I have daily timeseries for different companies from different industries and work with PostgreSQL. 我每天为来自不同行业的不同公司提供时间序列,并使用PostgreSQL。 I start right with an example to explain my problem. 我从一个例子开始,来解释我的问题。 What I have is this: 我所拥有的是:

+------------+---------+-------------+----+
|    day     | company | industry    | v  |
+------------+---------+-------------+----+
| 2012-01-12 | A       | consumer    | 2  |
| 2012-01-12 | B       | consumer    | 2  |
| 2012-01-12 | C       | health      | 4  |
| 2012-01-12 | D       | health      | 4  |
| 2012-01-13 | A       | consumer    | 5  |
| 2012-01-13 | B       | consumer    | 5  |
| 2012-01-13 | C       | health      | 7  |
| 2012-01-13 | D       | health      | 7  |
| 2012-01-16 | A       | consumer    | 8  |
| 2012-01-16 | B       | consumer    | 8  |
| 2012-01-16 | C       | health      | 3  |
| 2012-01-16 | D       | health      | 3  |
+------------+---------+-------------+----+

There are different companies from different industries with some value v as daily average across industries. 不同行业的公司不同,某些行业的日平均价值为v。 What I would need is this: 我需要的是:

+------------+---------+----------+---+------------+
|    day     | company | industry | v | delta_v    |
+------------+---------+----------+---+------------+
| 2012-01-12 | A       | consumer | 2 | NULL       |
| 2012-01-12 | B       | consumer | 2 | NULL       |
| 2012-01-12 | C       | health   | 4 | NULL       |
| 2012-01-12 | D       | health   | 4 | NULL       |
| 2012-01-13 | A       | consumer | 5 | 1.5        |
| 2012-01-13 | B       | consumer | 5 | 1.5        |
| 2012-01-13 | C       | health   | 7 | 0.75       |
| 2012-01-13 | D       | health   | 7 | 0.75       |
| 2012-01-16 | A       | consumer | 8 | 0.6        |
| 2012-01-16 | B       | consumer | 8 | 0.6        |
| 2012-01-16 | C       | health   | 3 | -0.571428  |
| 2012-01-16 | D       | health   | 3 | -0.571428  |
+------------+---------+----------+---+------------+

I need the daily change of variable v.
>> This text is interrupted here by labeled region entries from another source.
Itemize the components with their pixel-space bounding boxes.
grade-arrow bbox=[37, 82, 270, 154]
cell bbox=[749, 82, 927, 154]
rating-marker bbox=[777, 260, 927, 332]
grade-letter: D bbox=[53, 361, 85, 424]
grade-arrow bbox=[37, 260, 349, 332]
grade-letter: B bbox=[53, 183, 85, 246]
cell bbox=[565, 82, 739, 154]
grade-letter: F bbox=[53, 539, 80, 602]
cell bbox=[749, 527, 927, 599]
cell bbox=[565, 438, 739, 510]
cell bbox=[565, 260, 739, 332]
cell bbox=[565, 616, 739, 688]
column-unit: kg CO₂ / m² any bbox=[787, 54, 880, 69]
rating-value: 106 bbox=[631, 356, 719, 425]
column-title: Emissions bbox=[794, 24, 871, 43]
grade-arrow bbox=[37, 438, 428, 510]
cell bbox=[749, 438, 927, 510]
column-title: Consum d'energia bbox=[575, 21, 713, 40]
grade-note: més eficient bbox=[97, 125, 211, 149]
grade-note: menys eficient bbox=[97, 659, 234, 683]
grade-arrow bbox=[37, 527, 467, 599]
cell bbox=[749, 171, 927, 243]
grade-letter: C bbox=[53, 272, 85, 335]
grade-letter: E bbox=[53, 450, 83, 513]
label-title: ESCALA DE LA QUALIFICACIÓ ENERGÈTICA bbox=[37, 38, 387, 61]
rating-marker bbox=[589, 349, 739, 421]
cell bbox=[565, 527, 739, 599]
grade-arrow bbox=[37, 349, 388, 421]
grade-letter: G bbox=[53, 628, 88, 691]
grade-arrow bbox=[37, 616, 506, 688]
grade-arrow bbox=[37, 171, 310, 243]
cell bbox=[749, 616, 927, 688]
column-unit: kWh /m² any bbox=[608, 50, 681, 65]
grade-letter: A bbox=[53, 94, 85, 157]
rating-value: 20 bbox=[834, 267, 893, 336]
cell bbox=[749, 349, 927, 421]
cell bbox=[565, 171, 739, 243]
For example the average value for v for industry "consumer" on 2012-01-12 is 2 and on 2012-01-13 it is 5. Thus the growth is (5-2)/2 = 1.5. 我需要变量v的每日变化。例如,行业“消费者”在2012年1月12日的平均值为2,在2012年1月13日为5。因此,增长率为(5-2)/ 2 = 1.5。

I tried this: 我尝试了这个:

    SELECT * 
           , (v - LAG(v) OVER (PARTITION BY industry ORDER BY day) )
           / LAG (v) OVER (PARTITION BY industry ORDER BY day) AS delta_v
    FROM mytable
    ORDER BY day, industry

The problem is it computes the change in value v also "intra-days", if there is more than one company from the same industry on one day. 问题是,如果同一天有来自同一行业的多家公司,那么它也会“在几天内”计算出价值的变化v。

I hope it just needs a small correction in the "PARTITION BY" - clause, but I really can't figure out how to do it. 我希望只需要在“ PARTITION BY”-子句中进行一些更正,但我真的不知道该怎么做。 Do you have any ideas that can help me? 您有什么想法可以帮助我吗?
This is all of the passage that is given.